The adsorption/desorption behavior of sulfur species at the (111) surfaces of pure Pt and various Pt-based bimetallic alloys, denoted as Pt₃M (M = Co, Cu, Fe, Pd), was investigated by electrochemical measurements and X-ray photoelectron spectroscopy (XPS). After the adsorption of elemental sulfur, the current responses characteristic of the adsorption/desorption of hydrogen and hydroxyl species at the sulfur-free bare (111) surfaces completely disappeared, and a doublet peak corresponding to the elemental sulfur appeared in the S 2p region of XPS spectra. The characteristic current responses gradually recovered, simultaneously with the decrease of the S 2p peak, by repeating the potential cycling between −0.2 and 0.8 V vs Ag/AgCl, indicating the oxidative desorption of S species.

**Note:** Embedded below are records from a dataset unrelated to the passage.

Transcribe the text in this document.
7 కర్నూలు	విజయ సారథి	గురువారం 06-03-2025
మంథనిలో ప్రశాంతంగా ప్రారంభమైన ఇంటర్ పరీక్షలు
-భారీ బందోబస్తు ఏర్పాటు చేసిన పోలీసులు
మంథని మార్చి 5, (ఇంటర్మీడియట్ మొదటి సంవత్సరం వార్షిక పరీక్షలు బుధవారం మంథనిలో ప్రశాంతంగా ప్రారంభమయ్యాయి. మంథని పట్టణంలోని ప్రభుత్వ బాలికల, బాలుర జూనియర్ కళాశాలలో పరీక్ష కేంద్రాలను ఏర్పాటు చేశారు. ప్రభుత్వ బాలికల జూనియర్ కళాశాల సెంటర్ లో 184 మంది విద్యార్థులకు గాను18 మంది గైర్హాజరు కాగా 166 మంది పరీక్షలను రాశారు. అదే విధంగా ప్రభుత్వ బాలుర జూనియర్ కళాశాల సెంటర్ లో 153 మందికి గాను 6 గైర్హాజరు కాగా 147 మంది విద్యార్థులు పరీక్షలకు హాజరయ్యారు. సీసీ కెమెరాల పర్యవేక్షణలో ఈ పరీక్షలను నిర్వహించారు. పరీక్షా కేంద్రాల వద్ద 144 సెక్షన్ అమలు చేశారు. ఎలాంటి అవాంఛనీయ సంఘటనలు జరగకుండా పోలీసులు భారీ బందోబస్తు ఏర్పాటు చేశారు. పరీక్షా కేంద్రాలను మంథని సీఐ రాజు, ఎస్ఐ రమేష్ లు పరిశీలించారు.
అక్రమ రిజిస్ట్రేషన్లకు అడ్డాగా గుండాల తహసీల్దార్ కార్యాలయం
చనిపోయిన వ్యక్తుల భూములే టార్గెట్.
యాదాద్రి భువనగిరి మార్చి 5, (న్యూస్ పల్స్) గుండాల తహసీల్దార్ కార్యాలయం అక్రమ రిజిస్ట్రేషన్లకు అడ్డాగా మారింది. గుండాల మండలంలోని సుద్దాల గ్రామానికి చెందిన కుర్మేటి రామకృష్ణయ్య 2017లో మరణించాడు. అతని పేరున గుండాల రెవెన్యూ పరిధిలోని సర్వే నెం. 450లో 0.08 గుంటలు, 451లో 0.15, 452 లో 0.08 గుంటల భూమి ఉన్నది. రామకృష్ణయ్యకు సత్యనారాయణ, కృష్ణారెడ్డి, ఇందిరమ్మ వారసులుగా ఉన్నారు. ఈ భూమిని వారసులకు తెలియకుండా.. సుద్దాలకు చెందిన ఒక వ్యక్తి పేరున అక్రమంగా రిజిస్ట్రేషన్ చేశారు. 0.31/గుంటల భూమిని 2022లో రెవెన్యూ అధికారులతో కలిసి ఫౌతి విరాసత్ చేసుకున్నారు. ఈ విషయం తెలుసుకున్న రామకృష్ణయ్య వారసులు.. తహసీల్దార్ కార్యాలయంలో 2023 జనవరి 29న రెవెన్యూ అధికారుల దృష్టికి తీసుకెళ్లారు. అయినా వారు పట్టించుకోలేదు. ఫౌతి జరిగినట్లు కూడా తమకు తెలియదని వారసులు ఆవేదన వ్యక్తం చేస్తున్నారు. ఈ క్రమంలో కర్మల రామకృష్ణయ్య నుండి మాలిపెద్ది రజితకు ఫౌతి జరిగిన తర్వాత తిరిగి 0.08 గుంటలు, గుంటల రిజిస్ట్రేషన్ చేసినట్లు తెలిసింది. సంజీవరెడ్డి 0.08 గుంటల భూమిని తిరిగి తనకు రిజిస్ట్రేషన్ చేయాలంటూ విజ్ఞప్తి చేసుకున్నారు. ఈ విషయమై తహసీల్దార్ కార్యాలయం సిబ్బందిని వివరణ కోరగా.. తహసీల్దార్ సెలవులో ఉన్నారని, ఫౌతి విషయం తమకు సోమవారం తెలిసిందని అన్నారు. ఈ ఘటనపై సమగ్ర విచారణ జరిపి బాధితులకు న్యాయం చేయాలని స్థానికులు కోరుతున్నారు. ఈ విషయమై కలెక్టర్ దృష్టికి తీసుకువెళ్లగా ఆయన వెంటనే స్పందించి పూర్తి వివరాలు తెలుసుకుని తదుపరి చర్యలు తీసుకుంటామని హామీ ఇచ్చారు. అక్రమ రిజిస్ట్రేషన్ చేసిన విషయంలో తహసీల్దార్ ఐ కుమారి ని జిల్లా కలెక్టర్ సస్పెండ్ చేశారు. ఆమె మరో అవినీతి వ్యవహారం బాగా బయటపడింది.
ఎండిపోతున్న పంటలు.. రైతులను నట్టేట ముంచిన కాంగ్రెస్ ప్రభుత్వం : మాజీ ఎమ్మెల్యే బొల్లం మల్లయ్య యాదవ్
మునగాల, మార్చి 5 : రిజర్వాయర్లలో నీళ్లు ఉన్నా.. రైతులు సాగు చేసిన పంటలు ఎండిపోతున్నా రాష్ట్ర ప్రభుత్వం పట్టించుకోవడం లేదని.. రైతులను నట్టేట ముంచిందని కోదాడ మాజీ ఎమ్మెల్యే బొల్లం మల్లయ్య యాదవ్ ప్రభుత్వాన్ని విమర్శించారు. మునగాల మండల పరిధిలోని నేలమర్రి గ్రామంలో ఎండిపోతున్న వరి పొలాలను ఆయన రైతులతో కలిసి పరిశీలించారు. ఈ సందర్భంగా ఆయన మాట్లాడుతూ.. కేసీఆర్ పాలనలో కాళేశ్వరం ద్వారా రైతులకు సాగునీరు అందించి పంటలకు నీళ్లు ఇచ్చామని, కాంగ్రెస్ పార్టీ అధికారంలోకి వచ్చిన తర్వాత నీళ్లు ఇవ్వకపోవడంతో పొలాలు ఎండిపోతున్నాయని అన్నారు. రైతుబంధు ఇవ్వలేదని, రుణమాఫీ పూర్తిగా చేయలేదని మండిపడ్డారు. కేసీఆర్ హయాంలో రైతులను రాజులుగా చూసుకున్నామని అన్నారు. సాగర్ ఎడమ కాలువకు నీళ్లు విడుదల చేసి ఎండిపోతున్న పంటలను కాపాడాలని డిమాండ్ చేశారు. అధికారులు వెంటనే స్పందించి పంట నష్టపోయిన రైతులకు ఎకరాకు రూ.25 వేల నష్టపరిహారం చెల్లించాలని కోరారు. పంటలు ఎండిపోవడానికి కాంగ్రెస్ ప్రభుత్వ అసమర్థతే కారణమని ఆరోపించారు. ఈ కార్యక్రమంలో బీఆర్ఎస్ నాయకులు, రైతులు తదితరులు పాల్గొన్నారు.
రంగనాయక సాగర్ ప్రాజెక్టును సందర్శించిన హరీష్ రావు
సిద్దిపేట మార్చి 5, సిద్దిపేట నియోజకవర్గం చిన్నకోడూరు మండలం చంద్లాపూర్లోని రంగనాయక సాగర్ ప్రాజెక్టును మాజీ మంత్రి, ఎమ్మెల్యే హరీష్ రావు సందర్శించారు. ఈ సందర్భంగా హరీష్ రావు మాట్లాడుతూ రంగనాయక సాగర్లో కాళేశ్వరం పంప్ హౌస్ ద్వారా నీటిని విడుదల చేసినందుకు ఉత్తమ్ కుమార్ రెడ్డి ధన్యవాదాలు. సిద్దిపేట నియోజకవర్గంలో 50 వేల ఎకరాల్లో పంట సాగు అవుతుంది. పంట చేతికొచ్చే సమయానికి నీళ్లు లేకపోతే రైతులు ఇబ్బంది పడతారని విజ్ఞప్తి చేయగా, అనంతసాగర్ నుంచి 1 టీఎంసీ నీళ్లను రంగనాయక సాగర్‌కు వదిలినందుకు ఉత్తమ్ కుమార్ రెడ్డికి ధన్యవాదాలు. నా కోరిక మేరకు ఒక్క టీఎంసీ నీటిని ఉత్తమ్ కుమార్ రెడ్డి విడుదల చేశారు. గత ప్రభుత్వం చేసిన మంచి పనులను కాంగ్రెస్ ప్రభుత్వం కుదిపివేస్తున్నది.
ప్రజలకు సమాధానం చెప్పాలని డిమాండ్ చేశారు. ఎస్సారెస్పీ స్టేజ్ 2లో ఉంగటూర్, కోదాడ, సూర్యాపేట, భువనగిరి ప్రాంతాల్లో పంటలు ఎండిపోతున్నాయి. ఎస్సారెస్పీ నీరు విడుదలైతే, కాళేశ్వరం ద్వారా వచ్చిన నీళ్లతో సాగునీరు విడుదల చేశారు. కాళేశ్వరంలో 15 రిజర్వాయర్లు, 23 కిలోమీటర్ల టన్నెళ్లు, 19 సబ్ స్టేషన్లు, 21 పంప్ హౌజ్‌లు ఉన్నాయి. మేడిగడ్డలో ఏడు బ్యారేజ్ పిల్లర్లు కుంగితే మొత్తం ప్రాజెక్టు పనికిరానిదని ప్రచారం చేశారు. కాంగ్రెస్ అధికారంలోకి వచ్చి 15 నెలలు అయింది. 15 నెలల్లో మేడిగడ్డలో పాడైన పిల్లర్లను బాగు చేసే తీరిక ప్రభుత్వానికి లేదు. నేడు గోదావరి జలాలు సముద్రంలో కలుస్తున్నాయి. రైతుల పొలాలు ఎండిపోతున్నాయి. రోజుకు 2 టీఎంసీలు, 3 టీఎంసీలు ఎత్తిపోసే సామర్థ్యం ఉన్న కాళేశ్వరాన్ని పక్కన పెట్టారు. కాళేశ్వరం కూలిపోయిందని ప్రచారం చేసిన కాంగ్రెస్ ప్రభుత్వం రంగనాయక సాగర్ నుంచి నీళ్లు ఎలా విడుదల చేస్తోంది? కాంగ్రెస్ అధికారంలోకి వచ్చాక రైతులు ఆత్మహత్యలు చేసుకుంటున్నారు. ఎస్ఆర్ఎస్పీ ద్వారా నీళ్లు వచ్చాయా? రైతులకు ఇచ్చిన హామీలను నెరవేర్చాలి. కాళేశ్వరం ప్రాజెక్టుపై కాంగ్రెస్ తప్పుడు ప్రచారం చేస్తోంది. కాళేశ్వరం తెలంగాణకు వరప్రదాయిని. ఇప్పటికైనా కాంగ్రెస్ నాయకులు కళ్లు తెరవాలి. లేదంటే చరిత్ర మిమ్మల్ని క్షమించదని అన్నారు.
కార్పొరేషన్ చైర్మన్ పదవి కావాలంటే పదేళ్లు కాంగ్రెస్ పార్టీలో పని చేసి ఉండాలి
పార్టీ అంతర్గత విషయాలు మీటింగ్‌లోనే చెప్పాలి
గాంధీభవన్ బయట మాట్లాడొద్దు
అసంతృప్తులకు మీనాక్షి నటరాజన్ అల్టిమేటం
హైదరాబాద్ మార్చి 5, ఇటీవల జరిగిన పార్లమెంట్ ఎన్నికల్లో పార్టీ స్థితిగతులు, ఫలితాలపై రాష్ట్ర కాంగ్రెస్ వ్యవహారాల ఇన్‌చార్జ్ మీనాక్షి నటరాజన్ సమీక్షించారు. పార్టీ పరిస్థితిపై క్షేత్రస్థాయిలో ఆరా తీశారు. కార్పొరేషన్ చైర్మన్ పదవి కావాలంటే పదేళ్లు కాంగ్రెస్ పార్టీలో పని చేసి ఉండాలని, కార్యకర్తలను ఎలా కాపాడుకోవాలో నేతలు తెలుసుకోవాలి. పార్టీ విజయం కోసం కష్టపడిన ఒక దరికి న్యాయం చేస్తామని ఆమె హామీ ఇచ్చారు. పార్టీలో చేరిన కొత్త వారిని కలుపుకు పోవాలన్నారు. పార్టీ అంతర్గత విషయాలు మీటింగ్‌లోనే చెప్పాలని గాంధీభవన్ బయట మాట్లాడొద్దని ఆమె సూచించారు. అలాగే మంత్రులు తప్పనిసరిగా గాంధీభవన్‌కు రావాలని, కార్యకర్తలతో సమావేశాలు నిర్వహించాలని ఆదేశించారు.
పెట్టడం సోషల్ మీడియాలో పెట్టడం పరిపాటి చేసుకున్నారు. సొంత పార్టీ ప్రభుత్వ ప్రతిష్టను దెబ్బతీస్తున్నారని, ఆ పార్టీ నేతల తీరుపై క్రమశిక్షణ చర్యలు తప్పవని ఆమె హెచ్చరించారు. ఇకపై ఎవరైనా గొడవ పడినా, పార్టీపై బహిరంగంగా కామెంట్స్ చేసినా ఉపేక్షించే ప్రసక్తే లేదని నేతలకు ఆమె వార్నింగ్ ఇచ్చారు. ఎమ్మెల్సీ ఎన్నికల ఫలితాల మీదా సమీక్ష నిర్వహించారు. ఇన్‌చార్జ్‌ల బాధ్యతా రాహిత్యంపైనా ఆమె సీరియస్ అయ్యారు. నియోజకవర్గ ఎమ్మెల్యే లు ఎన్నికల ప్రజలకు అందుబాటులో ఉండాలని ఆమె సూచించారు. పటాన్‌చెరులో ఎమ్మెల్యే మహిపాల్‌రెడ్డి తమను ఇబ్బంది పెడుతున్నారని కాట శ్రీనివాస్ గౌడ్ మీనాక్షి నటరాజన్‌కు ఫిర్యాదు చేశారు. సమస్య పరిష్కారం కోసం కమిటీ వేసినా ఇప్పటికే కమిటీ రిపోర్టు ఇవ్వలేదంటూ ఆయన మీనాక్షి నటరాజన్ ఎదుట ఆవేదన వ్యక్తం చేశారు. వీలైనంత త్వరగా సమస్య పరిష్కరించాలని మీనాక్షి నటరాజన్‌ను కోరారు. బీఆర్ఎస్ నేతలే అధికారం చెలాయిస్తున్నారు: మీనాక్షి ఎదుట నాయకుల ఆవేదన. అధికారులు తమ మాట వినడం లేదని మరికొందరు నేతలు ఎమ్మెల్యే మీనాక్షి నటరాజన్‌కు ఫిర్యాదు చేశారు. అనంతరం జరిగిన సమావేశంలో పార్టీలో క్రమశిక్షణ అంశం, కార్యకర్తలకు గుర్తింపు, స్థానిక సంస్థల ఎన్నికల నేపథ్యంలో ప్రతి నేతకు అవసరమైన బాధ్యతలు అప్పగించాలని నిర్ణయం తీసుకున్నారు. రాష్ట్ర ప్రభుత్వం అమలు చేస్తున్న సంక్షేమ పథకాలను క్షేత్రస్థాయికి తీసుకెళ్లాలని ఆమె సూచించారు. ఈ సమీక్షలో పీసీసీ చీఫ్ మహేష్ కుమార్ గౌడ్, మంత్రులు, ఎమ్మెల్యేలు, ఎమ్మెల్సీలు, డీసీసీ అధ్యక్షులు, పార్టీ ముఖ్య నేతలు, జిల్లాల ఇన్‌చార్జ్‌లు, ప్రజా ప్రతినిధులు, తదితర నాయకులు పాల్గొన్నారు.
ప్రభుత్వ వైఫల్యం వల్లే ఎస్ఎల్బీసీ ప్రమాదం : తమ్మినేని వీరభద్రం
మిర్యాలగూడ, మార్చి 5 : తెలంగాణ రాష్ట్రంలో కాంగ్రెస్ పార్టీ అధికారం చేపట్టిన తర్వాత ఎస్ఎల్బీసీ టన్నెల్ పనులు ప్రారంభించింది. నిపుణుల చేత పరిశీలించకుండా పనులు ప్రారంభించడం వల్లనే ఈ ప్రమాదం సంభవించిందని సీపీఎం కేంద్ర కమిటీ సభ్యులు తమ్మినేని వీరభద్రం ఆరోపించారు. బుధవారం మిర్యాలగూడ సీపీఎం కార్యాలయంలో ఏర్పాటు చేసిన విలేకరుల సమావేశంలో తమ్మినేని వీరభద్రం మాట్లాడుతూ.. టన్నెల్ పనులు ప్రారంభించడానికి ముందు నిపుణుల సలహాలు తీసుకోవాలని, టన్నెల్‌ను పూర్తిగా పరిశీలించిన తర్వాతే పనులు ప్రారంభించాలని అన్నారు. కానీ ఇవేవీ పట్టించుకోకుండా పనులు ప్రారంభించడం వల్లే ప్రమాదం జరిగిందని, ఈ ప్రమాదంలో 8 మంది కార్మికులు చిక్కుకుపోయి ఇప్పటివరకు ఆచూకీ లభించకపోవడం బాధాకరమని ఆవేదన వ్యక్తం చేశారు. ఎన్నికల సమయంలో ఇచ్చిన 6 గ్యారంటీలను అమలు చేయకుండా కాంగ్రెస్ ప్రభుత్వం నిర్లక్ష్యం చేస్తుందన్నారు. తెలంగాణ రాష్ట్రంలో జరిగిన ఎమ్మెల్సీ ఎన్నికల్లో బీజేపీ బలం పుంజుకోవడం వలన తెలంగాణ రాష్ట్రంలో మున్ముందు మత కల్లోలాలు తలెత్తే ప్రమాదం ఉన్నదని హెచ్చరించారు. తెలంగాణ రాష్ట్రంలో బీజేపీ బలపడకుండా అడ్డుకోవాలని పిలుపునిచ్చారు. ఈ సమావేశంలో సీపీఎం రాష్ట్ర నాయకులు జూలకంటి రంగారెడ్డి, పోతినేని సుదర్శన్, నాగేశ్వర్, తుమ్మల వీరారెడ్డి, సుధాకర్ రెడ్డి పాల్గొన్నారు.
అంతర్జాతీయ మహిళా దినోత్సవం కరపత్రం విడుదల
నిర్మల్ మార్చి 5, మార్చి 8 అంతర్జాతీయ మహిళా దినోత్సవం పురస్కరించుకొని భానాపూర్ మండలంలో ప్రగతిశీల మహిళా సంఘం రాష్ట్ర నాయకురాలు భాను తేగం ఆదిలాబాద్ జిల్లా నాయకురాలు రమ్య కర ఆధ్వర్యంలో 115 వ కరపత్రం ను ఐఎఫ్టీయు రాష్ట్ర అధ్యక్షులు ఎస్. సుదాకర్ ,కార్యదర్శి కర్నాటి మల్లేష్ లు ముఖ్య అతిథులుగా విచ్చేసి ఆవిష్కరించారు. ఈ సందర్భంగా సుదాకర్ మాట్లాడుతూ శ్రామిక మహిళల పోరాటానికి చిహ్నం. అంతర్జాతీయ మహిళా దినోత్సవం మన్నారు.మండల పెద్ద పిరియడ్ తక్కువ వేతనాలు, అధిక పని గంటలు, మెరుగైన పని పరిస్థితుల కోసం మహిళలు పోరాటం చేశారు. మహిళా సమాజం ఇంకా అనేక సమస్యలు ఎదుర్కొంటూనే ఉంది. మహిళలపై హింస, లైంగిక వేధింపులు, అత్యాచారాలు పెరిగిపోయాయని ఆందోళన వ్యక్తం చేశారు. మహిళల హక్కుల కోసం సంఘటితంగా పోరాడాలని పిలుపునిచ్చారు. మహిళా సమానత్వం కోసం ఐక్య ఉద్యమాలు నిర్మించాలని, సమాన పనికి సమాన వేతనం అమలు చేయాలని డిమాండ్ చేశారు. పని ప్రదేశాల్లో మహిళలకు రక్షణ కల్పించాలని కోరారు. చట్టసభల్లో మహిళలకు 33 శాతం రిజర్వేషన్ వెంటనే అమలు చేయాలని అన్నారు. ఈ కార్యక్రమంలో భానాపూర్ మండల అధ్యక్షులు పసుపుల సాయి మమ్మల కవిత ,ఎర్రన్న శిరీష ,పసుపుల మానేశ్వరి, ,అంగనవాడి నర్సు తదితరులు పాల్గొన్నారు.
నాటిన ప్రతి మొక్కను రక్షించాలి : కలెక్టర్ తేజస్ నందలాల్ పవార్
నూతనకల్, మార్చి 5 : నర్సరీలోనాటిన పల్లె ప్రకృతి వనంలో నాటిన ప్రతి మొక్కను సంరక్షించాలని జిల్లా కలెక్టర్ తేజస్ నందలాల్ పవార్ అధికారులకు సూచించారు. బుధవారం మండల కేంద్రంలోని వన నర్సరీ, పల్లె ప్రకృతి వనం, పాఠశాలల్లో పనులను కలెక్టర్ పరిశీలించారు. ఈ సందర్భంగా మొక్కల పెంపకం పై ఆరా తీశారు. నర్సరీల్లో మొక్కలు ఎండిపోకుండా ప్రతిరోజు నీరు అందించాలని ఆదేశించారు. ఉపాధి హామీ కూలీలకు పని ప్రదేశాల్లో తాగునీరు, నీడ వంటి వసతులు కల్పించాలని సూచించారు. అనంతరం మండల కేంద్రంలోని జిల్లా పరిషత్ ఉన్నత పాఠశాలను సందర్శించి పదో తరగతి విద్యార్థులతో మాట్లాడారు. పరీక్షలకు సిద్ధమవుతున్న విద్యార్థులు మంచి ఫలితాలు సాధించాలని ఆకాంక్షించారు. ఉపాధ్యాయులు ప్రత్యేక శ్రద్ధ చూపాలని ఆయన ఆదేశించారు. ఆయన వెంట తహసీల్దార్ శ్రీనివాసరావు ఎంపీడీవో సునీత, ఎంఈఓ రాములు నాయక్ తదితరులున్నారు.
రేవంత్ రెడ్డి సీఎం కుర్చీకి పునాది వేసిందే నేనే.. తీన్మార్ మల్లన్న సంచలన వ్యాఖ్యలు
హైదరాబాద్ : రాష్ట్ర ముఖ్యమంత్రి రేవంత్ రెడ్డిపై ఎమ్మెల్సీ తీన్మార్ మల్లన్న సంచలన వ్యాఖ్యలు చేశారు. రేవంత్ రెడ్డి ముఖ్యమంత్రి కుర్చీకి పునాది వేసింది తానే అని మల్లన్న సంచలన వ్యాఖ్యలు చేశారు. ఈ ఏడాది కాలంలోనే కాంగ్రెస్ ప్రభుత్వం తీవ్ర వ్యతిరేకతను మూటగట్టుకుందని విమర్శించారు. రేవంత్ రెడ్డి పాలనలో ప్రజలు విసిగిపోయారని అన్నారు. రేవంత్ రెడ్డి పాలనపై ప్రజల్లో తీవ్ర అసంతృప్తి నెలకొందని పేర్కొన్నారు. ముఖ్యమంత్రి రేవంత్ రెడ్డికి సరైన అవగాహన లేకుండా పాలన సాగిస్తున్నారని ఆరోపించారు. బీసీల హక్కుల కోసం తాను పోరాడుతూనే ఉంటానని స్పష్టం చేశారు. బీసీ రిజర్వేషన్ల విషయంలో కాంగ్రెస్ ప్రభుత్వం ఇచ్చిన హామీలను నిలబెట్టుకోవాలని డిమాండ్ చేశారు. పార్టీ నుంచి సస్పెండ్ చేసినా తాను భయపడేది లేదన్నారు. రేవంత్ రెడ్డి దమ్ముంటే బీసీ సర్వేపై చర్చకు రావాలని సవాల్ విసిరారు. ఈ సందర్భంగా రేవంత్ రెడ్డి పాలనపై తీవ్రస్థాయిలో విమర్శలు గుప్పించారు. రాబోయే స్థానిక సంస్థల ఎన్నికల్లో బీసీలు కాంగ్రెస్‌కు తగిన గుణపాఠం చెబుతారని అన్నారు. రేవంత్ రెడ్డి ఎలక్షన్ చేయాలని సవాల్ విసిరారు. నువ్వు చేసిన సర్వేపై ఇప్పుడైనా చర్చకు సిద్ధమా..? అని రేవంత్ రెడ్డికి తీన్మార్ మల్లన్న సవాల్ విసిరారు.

Except for the Pt₃Pd(111) surface, in which Pd has a similar atomic radius to Pt and fully occupied 4d orbitals, the Pt₃M(111) surfaces showed higher oxidative desorption capability than those of the pure Pt(111) surface; electrochemically active surface area recovered at the Pt₃M(111) surfaces by fewer potential cycles than at the Pt(111) surface. Among the various factors, the downshift of the d-band center due to the ligand effect of foreign metal and the electronic interaction between adsorbed S and Pt are the dominant factors promoting the oxidative desorption of sulfur as well as the strain effect of foreign metal with an atomic radius smaller than Pt.